Fatwa MUI soal Salat Jumat Berjemaah

Sumber :

VIVA – Majelis Ulama Indonesia menerbitkan Fatwa Nomor 31 Tahun 2020 tentang Penyelenggaraan Salat Jumat dan Jemaah untuk Mencegah Penularan Wabah Covid-19.

Sekretaris Komisi Fatwa MUI, Asroroun Ni'am Sholeh mengatakan bahwa pada dasarnya salat Jumat hanya boleh diselenggarakan satu kali di satu masjid pada satu kawasan.

"Untuk mencegah penularan wabah Covid-19 maka penyelenggaraan salat Jumat boleh menerapkan physical distancing dengan cara perenggangan saf," kata Asrorun Ni'am di Jakarta, Jumat, 5 Juni 2020.

Jika jamaah salat Jumat tidak dapat tertampung karena adanya penerapan physical distancing, maka boleh dilakukan ta'addud al-jumu'ah (penyelenggaraan salat Jumat berbilang), dengan menyelenggarakan salat Jumat di tempat lainnya seperti musala, aula, gedung pertemuan, gedung olahraga, dan stadion.

Dalam hal ini, kata dia, di masjid dan tempat lain masih tidak menampung jamaah salat Jumat dan/atau tidak ada tempat lain untuk pelaksanaan salat Jumat.

Sedangkan sidang Komisi Fatwa MUI berbeda pendapat terhadap jamaah yang belum dapat melaksanakan salat Jumat sebagai berikut:

Pendapat pertama, menurut dia, jemaah boleh menyelenggarakan salat Jumat di masjid atau tempat lain yang telah melaksanakan salat Jumat dengan model shift, dan pelaksanaan salat Jumat dengan model shift hukumnya sah.

Pendapat kedua, jemaah melaksanakan salat zuhur, baik secara sendiri maupun berjemaah, dan pelaksanaan salat Jumat dengan model shift hukumnya tidak sah.

Terhadap perbedaan pendapat di atas (point a dan b), dalam pelaksanaannya jemaah dapat memilih salah satu di antara dua pendapat dengan mempertimbangkan keadaan dan kemaslahatan di wilayah masing-masing.

Kemudian, untuk ketentuan hukum perenggangan saf salat saat berjamaah, yaitu meluruskan dan merapatkan saf (barisan) pada salat berjemaah merupakan keutamaan dan kesempurnaan berjemaah.

"Salat berjemaah dengan saf yang tidak lurus dan tidak rapat hukumnya tetap sah tetapi kehilangan keutamaan dan kesempurnaan jamaah," katanya.

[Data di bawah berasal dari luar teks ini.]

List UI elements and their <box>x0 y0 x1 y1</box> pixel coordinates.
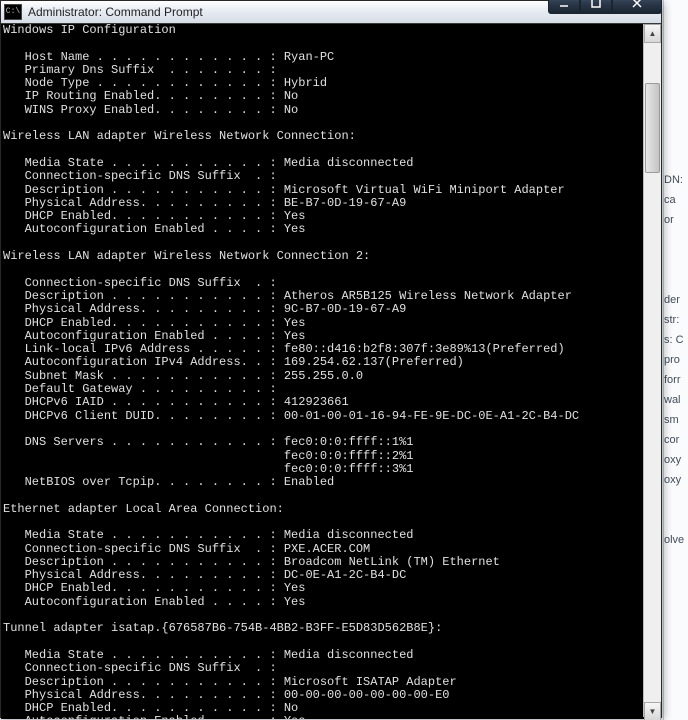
scroll-thumb[interactable] <box>645 83 660 173</box>
maximize-button[interactable] <box>580 0 612 14</box>
command-prompt-window: C:\ Administrator: Command Prompt Window… <box>0 0 662 718</box>
scroll-up-button[interactable]: ▲ <box>644 24 661 43</box>
scroll-track[interactable] <box>644 43 661 702</box>
console-output[interactable]: Windows IP Configuration Host Name . . .… <box>1 24 647 719</box>
minimize-button[interactable] <box>548 0 580 14</box>
close-button[interactable] <box>612 0 662 14</box>
window-buttons <box>548 0 662 14</box>
scroll-down-button[interactable]: ▼ <box>644 702 661 720</box>
cmd-icon: C:\ <box>4 4 22 20</box>
vertical-scrollbar[interactable]: ▲ ▼ <box>643 24 661 717</box>
background-page-snippet: DN: ca or der str: s: C pro forr wal sm … <box>663 0 688 720</box>
titlebar[interactable]: C:\ Administrator: Command Prompt <box>1 1 661 24</box>
console-client-area: Windows IP Configuration Host Name . . .… <box>1 24 661 717</box>
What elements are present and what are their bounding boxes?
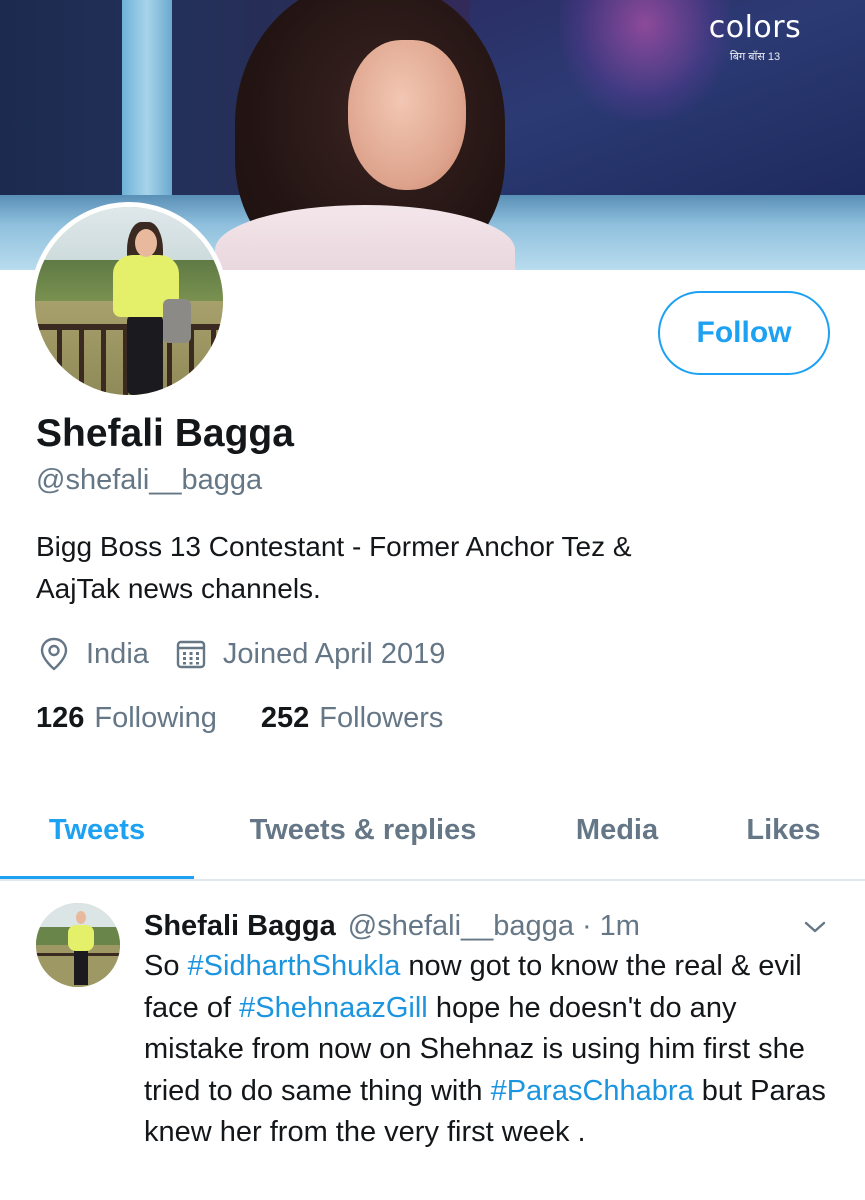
tab-tweets-replies[interactable]: Tweets & replies (194, 780, 532, 880)
follow-button[interactable]: Follow (658, 291, 830, 375)
profile-bio: Bigg Boss 13 Contestant - Former Anchor … (36, 526, 836, 610)
tweet-avatar-sweater (68, 925, 94, 951)
following-label: Following (94, 701, 217, 734)
tweet-text: So #SidharthShukla now got to know the r… (144, 946, 844, 1154)
profile-location: India (36, 636, 149, 672)
followers-label: Followers (319, 701, 444, 734)
tweet-author-name[interactable]: Shefali Bagga (144, 910, 336, 943)
followers-count: 252 (260, 701, 310, 734)
tab-likes[interactable]: Likes (702, 780, 865, 880)
profile-joined: Joined April 2019 (173, 636, 446, 672)
tab-media[interactable]: Media (532, 780, 702, 880)
location-pin-icon (36, 636, 72, 672)
tweet-author-handle[interactable]: @shefali__bagga (348, 910, 574, 943)
tab-label: Tweets (48, 813, 146, 846)
profile-joined-text: Joined April 2019 (222, 637, 446, 670)
tab-tweets[interactable]: Tweets (0, 780, 194, 880)
banner-person-face (348, 40, 466, 190)
profile-handle: @shefali__bagga (36, 464, 263, 496)
tabs-divider (0, 879, 865, 881)
channel-logo-text: colors (708, 10, 802, 45)
avatar-face (135, 229, 157, 257)
followers-stat[interactable]: 252 Followers (261, 702, 443, 735)
tab-label: Tweets & replies (249, 813, 477, 846)
profile-avatar[interactable] (30, 202, 228, 400)
hashtag-link[interactable]: #SidharthShukla (188, 950, 401, 982)
bio-line: Bigg Boss 13 Contestant - Former Anchor … (36, 531, 632, 562)
chevron-down-icon[interactable] (800, 912, 830, 942)
tab-label: Likes (746, 813, 821, 846)
profile-display-name: Shefali Bagga (36, 412, 294, 455)
tab-label: Media (575, 813, 659, 846)
profile-location-text: India (86, 637, 149, 670)
following-stat[interactable]: 126 Following (36, 702, 217, 735)
channel-logo: colors बिग बॉस 13 (700, 10, 810, 64)
hashtag-link[interactable]: #ParasChhabra (491, 1075, 694, 1107)
tweet-avatar-face (76, 911, 86, 924)
tweet-text-segment: So (144, 950, 188, 982)
avatar-bag (163, 299, 191, 343)
tweet-avatar-legs (74, 949, 88, 985)
tweet-header: Shefali Bagga @shefali__bagga · 1m (144, 906, 640, 946)
channel-logo-subtitle: बिग बॉस 13 (729, 51, 781, 63)
hashtag-link[interactable]: #ShehnaazGill (239, 992, 428, 1024)
profile-meta: India Joined April 2019 (36, 634, 469, 674)
profile-tabs: Tweets Tweets & replies Media Likes (0, 780, 865, 880)
tweet-timestamp[interactable]: 1m (600, 910, 640, 943)
avatar-legs (127, 315, 163, 395)
tweet-separator: · (581, 909, 592, 942)
bio-line: AajTak news channels. (36, 573, 321, 604)
tweet-avatar[interactable] (36, 903, 120, 987)
following-count: 126 (36, 701, 85, 734)
profile-stats: 126 Following 252 Followers (36, 698, 487, 738)
calendar-icon (173, 636, 209, 672)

Untuk mencegah penularan wabah Covid-19, penerapan physical distancing saat salat jamaah dengan cara merenggangkan saf hukumnya boleh, salatnya sah dan tidak kehilangan keutamaan berjemaah karena kondisi itu sebagai hajat syar'iyyah.

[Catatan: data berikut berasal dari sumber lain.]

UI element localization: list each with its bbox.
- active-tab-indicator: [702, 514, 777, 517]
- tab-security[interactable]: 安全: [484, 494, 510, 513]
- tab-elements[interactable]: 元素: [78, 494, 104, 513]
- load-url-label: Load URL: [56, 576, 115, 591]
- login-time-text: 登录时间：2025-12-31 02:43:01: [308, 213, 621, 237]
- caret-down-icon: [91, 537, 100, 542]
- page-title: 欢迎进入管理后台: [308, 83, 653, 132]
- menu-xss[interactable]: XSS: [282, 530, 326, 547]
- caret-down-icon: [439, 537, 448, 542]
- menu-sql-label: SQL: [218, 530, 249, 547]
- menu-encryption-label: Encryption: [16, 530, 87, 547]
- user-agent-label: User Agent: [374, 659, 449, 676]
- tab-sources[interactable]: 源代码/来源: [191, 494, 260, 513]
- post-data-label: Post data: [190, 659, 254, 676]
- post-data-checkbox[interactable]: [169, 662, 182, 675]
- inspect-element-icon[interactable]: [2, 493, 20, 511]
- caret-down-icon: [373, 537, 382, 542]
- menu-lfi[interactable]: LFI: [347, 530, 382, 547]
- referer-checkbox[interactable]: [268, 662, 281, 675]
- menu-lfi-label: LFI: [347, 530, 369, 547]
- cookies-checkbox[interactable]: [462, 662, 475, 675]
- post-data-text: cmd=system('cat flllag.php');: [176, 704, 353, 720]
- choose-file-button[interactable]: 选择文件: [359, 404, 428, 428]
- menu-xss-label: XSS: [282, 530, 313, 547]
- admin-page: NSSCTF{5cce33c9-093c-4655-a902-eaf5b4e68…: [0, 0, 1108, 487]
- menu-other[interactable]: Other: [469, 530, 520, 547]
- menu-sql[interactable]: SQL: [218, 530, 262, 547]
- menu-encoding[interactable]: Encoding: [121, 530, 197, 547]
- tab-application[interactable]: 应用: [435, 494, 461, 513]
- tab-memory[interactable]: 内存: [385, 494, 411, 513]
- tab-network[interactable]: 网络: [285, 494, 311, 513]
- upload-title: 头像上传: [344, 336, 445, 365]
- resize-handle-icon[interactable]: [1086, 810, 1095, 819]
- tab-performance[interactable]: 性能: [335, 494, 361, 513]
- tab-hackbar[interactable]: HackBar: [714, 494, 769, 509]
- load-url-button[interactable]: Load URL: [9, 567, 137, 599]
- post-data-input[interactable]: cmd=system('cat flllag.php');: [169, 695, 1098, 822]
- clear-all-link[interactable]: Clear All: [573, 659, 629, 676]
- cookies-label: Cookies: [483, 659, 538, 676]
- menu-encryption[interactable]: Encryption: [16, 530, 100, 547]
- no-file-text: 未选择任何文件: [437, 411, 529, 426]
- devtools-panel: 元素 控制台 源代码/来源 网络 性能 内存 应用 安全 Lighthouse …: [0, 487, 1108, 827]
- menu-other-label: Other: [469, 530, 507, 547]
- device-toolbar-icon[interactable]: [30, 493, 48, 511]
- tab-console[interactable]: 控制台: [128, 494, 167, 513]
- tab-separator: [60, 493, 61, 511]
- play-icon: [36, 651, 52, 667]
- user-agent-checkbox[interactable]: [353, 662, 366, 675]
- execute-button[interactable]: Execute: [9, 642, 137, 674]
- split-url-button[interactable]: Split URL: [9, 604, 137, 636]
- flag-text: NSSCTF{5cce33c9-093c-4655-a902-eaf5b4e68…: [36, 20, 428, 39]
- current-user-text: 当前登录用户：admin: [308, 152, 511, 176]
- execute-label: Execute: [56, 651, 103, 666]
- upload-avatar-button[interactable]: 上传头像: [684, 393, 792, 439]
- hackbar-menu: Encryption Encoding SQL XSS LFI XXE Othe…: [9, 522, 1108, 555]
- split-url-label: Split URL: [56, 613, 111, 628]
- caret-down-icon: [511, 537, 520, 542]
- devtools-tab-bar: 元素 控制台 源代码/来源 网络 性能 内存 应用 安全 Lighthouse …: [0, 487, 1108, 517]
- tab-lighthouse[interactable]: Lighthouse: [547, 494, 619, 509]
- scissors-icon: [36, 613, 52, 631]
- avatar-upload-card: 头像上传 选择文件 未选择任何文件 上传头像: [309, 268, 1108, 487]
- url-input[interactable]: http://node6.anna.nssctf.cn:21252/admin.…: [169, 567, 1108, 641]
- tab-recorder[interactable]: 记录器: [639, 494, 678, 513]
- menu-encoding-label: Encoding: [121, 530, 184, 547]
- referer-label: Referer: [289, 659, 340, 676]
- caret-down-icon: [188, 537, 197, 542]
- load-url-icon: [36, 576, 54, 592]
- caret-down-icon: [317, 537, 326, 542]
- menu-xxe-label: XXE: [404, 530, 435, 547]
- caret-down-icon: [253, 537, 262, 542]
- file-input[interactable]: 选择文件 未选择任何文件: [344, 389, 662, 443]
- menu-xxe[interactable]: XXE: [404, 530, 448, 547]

Selain itu, kata Ni'am, menggunakan masker yang menutup hidung saat salat hukumnya boleh dan salatnya sah karena hidung tidak termasuk anggota badan yang harus menempel pada tempat sujud saat salat.

"Menutup mulut saat salat hukumnya makruh, kecuali ada hajat syar'iyyah. Karena itu, salat dengan memakai masker karena ada hajat untuk mencegah penularan wabah Covid-19 hukumnya sah dan tidak makruh," katanya.

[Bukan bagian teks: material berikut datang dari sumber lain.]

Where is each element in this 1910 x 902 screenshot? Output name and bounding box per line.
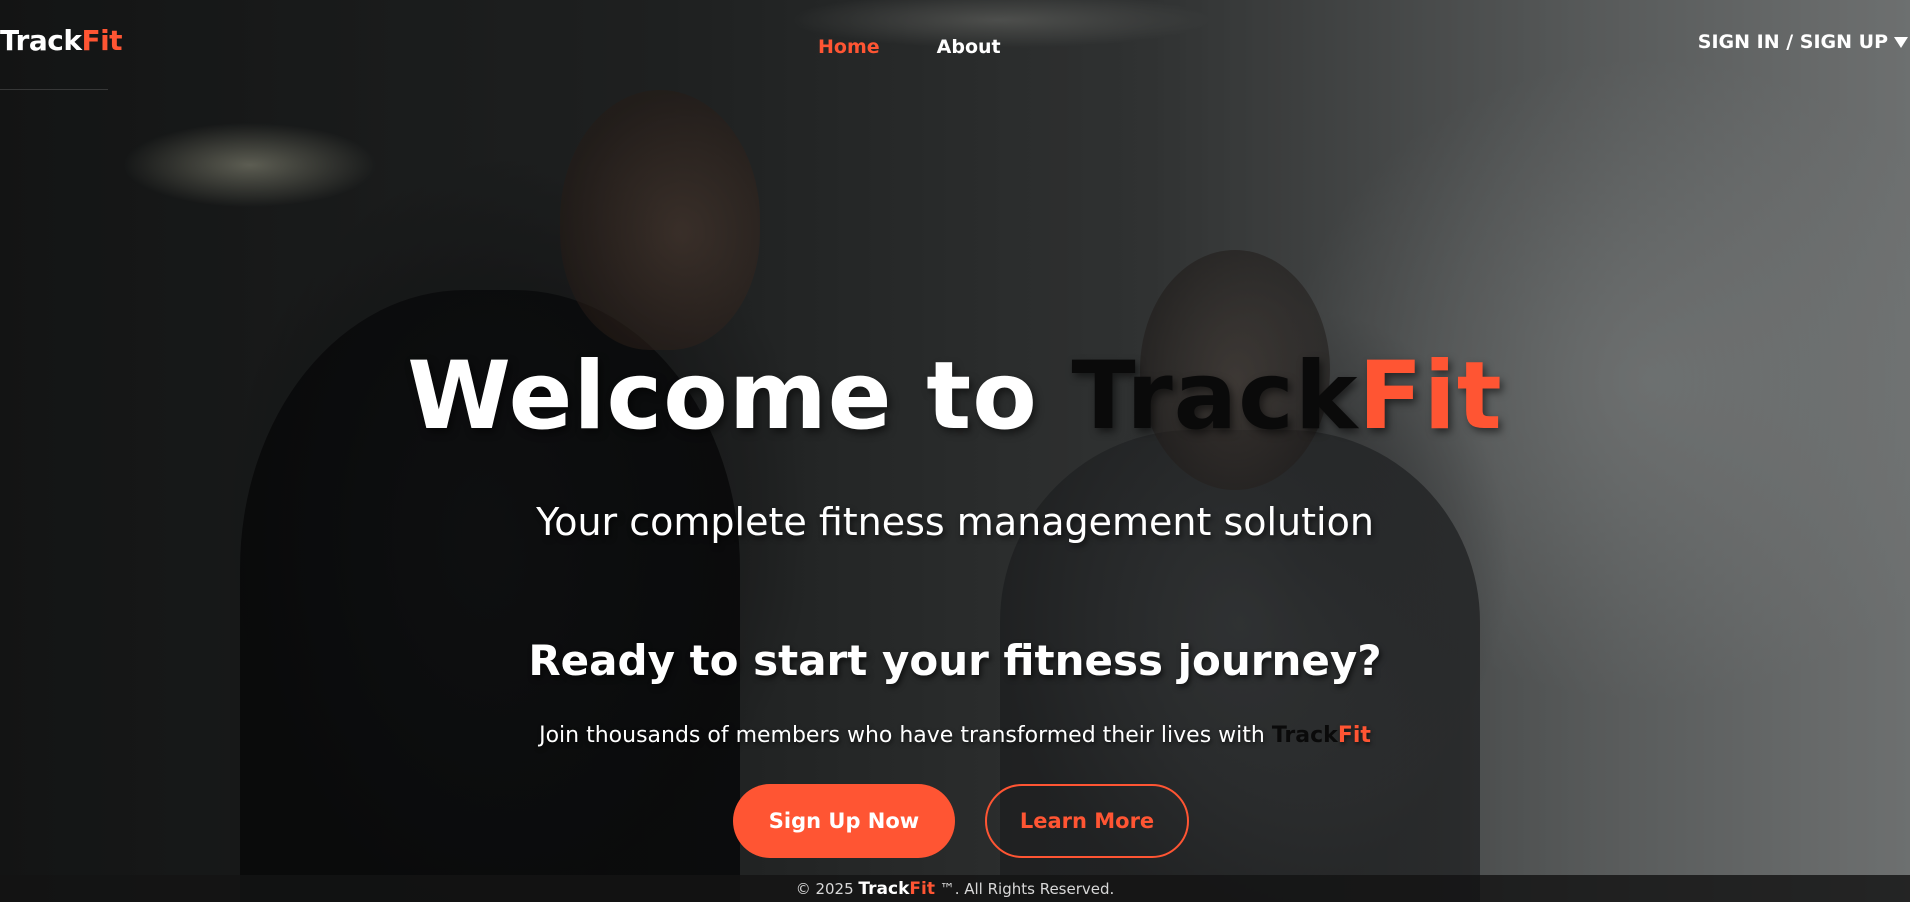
footer-brand-track: Track [858, 879, 910, 899]
hero-section: Welcome to TrackFit Your complete fitnes… [0, 0, 1910, 880]
hero-brand-track: Track [1071, 342, 1359, 451]
footer: © 2025 TrackFit ™. All Rights Reserved. [0, 875, 1910, 902]
hero-title-prefix: Welcome to [407, 342, 1072, 451]
hero-brand-fit: Fit [1358, 342, 1503, 451]
footer-copyright-prefix: © 2025 [795, 880, 859, 898]
landing-page: TrackFit Home About SIGN IN / SIGN UP We… [0, 0, 1910, 902]
cta-brand-fit: Fit [1337, 723, 1371, 748]
sign-up-now-button[interactable]: Sign Up Now [733, 784, 955, 858]
cta-text: Join thousands of members who have trans… [0, 723, 1910, 748]
cta-text-body: Join thousands of members who have trans… [539, 723, 1272, 748]
footer-copyright-suffix: ™. All Rights Reserved. [934, 880, 1115, 898]
learn-more-button[interactable]: Learn More [985, 784, 1189, 858]
cta-buttons: Sign Up Now Learn More [0, 784, 1910, 858]
cta-heading: Ready to start your fitness journey? [528, 636, 1382, 685]
cta-brand-track: Track [1271, 723, 1338, 748]
hero-subtitle: Your complete fitness management solutio… [536, 500, 1374, 544]
footer-brand-fit: Fit [909, 879, 935, 899]
hero-title: Welcome to TrackFit [0, 350, 1910, 444]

Untuk itu, ia merekomendasika kepada masyarakat bahwa pelaksanaan salat Jumat dan jemaah perlu tetap mematuhi protokol kesehatan, seperti memakai masker, membawa sajadah sendiri, wudlu dari rumah, dan menjaga jarak aman.

Kemudian, perlu memperpendek pelaksanaan khotbah Jumat dan memilih bacaan surat al-Quran yang pendek saat salat. "Jemaah yang sedang sakit dianjurkan salat di kediaman masing-masing," ujarnya.